Dalam data kami, “targetisasi” diklasifikasikan sebagai kasus di mana ilmuwan ditangkap, diancam, dilukai, atau dibunuh saat negara mencoba mencegah musuh memperoleh senjata pemusnah massal. Setidaknya empat negara telah menargetkan ilmuwan yang bekerja pada sembilan program nuklir nasional.
AS dan Israel diduga melakukan serangan terbanyak terhadap ilmuwan nuklir. Tapi Inggris dan Uni Soviet juga berada di balik serangan semacam itu.
Sementara itu, ilmuwan yang bekerja untuk program nuklir Mesir, Iran, dan Irak menjadi target paling sering sejak 1950. Sejak 2007 dan sebelum operasi Israel saat ini, 10 ilmuwan yang terlibat dalam program nuklir Iran tewas dalam serangan. Warga negara lain juga menjadi target: Pada 1980, Mossad, dinas intelijen Israel, diduga membombardir rumah insinyur Italia Mario Fiorelli dan perusahaannya, SNIA Techint, sebagai peringatan bagi orang Eropa yang terlibat dalam proyek nuklir Irak.
Mengingat sejarah ini, fakta bahwa Israel menyerang program nuklir Iran tidak mengejutkan. Memang, mencegah Iran memperoleh senjata nuklir telah menjadi tujuan strategis perdana menteri Israel berturut-turut, dan para ahli telah memperingatkan meningkatnya kemungkinan operasi militer Israel sejak pertengahan 2024, karena dinamika regional dan pengembangan nuklir Iran.
Mobil hancur tempat empat ilmuwan nuklir Iran dibunuh dalam beberapa tahun terakhir dipamerkan di sebuah museum di Tehran pada 2014.
Scott Peterson/Getty Images
Pada saat itu, keseimbangan kekuatan di Timur Tengah telah berubah drastis. Israel secara sistematis melemahkan kepemimpinan dan infrastruktur proxy Iran Hamas dan Hezbollah. Israel kemudian menghancurkan pertahanan udara Iran di sekitar Tehran dan dekat instalasi nuklir kunci. Jatuhnya rezim Assad di Suriah menghilangkan sekutu lama Tehran.
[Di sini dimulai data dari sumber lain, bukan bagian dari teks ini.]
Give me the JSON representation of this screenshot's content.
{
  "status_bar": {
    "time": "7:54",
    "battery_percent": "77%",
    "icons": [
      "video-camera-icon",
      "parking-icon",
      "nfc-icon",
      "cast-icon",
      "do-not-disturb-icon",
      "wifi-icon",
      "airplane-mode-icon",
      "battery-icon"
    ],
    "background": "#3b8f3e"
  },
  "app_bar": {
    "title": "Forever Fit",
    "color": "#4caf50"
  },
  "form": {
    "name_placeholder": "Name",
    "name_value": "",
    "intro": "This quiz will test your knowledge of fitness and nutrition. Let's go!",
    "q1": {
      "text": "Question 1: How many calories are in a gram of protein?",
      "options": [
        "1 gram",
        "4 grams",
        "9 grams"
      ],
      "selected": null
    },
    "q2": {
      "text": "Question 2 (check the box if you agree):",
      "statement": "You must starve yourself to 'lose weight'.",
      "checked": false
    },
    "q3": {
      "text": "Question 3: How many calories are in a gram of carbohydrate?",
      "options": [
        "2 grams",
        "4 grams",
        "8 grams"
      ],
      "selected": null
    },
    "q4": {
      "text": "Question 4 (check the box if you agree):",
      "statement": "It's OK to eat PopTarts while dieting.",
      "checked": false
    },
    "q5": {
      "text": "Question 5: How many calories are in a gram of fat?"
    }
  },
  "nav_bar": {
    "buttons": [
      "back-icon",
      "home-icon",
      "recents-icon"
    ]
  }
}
Bersama-sama, perkembangan ini telah sangat melemahkan Iran, membuatnya rentan terhadap serangan eksternal dan kehilangan jaringan proxy yang sebelumnya ditakuti, yang diharapkan membalas dendam atas nama Iran jika terjadi permusuhan.
Dengan “poros perlawanan” proxy yang dilumpuhkan dan kapasitas militer konvensional yang melemah, kepemimpinan Iran mungkin menganggap bahwa memperluas kemampuan pengayaan adalah langkah terbaik ke depan.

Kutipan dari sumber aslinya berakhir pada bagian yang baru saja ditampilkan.